- Education: Fairfield University (1987), University of California, Los Angeles (1989), Indiana University School of Medicine (1994)
- Occupation: Geneticist
- Employer: Indiana University School of Medicine

= Tatiana Foroud =

Genetic researcher

Tatiana Foroud is a genetic researcher and currently the Joe C. Christian Professor Medical and Molecular Genetics, August M. Watanabe Professor for Medical Research, Distinguished Professor and Chancellor's Professor at the Indiana University School of Medicine.

==Early life and education==
Foroud was raised in Fairfield, Connecticut and graduated from Fairfield Warde High School in 1983.
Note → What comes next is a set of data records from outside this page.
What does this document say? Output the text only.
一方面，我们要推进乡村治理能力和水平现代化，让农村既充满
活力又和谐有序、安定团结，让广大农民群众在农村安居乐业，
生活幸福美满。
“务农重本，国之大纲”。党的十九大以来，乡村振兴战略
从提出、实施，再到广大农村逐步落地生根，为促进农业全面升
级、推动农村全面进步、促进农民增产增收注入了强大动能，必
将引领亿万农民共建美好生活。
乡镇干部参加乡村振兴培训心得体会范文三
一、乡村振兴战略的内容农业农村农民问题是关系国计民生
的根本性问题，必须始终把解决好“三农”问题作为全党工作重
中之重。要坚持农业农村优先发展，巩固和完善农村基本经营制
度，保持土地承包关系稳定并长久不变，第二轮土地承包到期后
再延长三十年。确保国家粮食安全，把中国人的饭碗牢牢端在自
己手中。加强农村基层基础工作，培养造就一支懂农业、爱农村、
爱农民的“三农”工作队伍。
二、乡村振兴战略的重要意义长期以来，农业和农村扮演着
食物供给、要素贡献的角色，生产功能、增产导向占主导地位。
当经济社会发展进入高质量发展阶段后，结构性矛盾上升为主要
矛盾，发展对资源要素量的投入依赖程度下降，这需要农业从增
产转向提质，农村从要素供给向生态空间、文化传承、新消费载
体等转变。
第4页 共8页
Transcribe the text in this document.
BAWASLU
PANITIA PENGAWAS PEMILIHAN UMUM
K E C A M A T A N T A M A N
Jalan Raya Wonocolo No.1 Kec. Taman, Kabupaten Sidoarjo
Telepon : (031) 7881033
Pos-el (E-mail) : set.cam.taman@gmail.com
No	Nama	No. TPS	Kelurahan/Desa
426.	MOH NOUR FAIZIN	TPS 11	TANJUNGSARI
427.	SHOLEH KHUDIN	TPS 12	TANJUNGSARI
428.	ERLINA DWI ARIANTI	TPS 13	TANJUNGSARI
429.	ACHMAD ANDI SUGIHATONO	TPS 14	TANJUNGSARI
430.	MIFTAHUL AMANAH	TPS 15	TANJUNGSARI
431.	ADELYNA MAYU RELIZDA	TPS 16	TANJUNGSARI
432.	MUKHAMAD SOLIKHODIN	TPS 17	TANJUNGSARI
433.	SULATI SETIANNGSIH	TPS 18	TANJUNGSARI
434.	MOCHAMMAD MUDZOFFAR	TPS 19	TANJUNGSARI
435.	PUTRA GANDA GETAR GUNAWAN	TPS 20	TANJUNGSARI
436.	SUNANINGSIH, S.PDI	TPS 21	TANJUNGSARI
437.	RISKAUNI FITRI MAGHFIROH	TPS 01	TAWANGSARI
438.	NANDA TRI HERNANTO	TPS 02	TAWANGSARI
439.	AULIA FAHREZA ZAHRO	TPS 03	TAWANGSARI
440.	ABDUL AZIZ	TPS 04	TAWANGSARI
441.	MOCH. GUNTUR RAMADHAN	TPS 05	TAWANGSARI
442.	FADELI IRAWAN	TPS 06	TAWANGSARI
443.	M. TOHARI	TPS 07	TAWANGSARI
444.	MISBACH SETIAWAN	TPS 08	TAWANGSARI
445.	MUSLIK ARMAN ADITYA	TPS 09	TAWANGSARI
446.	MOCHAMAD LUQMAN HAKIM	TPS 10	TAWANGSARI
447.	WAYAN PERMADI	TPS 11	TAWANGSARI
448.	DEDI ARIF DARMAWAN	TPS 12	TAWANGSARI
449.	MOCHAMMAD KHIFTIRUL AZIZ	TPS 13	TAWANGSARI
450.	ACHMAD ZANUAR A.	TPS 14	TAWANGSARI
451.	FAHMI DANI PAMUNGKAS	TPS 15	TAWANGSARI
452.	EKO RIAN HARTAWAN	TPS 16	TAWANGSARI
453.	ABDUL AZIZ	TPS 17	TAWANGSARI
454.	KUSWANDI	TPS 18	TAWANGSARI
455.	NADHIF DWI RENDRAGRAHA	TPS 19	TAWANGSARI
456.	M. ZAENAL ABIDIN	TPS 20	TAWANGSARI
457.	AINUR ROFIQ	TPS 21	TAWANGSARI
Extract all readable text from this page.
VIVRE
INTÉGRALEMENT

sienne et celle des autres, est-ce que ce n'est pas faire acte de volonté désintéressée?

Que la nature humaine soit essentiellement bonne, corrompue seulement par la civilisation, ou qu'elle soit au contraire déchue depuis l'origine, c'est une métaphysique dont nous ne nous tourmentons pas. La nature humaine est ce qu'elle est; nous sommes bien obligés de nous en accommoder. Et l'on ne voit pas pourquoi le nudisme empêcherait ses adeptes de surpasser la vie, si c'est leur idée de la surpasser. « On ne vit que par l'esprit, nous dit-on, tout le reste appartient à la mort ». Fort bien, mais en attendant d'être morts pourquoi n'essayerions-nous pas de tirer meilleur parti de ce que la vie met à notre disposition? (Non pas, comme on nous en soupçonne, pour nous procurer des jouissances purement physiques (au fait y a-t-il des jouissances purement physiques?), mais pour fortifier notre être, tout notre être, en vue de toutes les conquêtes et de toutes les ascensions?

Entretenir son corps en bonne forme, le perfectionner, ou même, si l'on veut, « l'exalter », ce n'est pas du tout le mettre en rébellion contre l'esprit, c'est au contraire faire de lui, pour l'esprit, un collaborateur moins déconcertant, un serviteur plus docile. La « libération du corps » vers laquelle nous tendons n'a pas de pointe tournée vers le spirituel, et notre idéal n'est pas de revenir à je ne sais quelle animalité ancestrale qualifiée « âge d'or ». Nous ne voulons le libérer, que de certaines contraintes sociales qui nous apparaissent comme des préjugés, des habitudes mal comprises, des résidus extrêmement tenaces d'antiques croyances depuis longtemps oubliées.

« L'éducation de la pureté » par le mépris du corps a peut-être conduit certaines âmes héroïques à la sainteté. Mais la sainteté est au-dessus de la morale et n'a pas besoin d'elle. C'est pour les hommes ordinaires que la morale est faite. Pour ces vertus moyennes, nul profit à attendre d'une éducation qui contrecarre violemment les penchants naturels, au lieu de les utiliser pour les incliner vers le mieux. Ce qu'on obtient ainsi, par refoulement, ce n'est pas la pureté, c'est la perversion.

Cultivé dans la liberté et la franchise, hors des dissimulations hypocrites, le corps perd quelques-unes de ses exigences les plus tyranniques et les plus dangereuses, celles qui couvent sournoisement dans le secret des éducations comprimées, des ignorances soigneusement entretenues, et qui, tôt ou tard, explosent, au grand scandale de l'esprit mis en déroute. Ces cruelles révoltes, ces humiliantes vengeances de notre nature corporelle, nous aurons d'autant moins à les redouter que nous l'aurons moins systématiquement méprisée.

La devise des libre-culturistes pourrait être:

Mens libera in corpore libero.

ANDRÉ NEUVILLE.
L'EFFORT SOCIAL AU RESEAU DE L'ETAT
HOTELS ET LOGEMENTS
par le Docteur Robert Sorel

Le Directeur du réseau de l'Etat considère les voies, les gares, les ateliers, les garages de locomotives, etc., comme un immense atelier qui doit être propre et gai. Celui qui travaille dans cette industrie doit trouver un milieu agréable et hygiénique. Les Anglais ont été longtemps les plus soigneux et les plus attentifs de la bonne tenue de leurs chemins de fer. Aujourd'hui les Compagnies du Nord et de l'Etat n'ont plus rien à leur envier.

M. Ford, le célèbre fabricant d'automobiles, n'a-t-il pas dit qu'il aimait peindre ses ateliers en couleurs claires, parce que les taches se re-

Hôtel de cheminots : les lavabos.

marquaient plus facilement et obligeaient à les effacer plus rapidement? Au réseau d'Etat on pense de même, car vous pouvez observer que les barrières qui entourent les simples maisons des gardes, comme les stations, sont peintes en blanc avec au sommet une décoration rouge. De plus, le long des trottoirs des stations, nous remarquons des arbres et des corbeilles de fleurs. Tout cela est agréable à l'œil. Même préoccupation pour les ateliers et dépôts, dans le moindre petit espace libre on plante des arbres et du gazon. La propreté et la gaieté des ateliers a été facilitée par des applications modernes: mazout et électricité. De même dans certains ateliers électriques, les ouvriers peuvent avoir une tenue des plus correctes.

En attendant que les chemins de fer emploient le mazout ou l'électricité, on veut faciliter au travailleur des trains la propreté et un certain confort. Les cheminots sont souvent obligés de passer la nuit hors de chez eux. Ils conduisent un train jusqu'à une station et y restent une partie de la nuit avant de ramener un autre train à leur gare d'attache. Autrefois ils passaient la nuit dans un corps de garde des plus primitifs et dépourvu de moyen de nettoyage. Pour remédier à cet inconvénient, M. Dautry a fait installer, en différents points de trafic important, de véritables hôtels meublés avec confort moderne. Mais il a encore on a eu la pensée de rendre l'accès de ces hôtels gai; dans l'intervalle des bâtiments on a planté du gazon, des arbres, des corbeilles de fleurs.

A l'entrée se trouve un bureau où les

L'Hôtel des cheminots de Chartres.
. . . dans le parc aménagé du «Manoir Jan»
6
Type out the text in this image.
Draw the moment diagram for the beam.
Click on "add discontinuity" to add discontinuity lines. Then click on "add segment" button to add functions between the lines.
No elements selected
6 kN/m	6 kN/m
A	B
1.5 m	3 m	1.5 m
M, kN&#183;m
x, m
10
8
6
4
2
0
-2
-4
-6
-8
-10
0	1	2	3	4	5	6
Foroud received her bachelor's degree in biology and mathematics from Fairfield University in 1987, master's degree in biomathematics from the University of California, Los Angeles in 1989, and doctoral degree in population genetics from the Indiana University School of Medicine in 1994.

==Research and career==
Foroud joined the Indiana University School of Medicine faculty in 1994 and was named the P. Michael Conneally Professor of Medical and Molecular Genetics in 2005. Indiana University appointed Foroud to the rank of Distinguished Professor, the highest academic rank at the university in 2017.

Foroud is director of Hereditary Genomics Division of the Department of Medical and Molecular Genetics, and leads the Genetics, Biomarker and Bioinformatics department at the Indiana Alzheimer Disease Center. She is scientific director of the Indiana Biobank.

Foroud's research is primarily in the area of mapping genes contributing to the susceptibility for common, complex genetic disorders. These include disorders such as Parkinson's disease, Alzheimer's disease, bipolar disorder and alcoholism.